To quantify interactions with government services, creating insights that support and empower product teams to deliver positive user outcomes
Functional Behaviour diagram (857KB, PDF) | Structural Behaviour diagram (2.8MB, PDF) |
---|---|
The gov.au Observatory aims to quantify interactions with government services and support delivery teams to improve their own products and services. Using anonymous analytics data, we are creating prototypes that visualise user intent, language, behaviour and service outcomes. We want to show where individual services fit in to the broader environment. We want government to deliver the best services it possibly can, and part of that is measuring performance.

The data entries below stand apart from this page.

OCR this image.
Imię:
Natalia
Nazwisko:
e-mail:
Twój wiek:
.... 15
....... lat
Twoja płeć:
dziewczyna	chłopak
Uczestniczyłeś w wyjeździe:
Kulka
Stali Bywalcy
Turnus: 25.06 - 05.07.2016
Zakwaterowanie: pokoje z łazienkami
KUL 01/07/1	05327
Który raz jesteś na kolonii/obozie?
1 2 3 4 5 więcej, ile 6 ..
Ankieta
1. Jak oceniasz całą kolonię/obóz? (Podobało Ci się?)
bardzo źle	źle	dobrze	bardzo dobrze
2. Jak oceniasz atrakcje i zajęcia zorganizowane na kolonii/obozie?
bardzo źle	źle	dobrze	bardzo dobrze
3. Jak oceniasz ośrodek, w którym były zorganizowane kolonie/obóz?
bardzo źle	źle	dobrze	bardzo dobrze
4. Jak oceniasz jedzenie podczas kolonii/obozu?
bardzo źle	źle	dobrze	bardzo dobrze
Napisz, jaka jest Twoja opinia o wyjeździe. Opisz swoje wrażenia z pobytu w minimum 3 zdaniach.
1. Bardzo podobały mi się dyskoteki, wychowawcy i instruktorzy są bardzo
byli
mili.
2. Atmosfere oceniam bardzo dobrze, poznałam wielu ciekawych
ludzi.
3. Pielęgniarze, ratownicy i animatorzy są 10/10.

The Observatory will help to give context and quantifiable measures to delivery teams striving to improve.
The Observatory does not:
- use any personally identifiable information (PII),
- sell data,
- provide data access to third parties unless strictly required under our Terms of Service.
If you're working in government and would like to join or learn more, please visit the Observatory on dta.gov.au.
This repository contains our work in progress: The folders are structured like so:
- /dags - Airflow data pipelines. See Airflow 101 for more information.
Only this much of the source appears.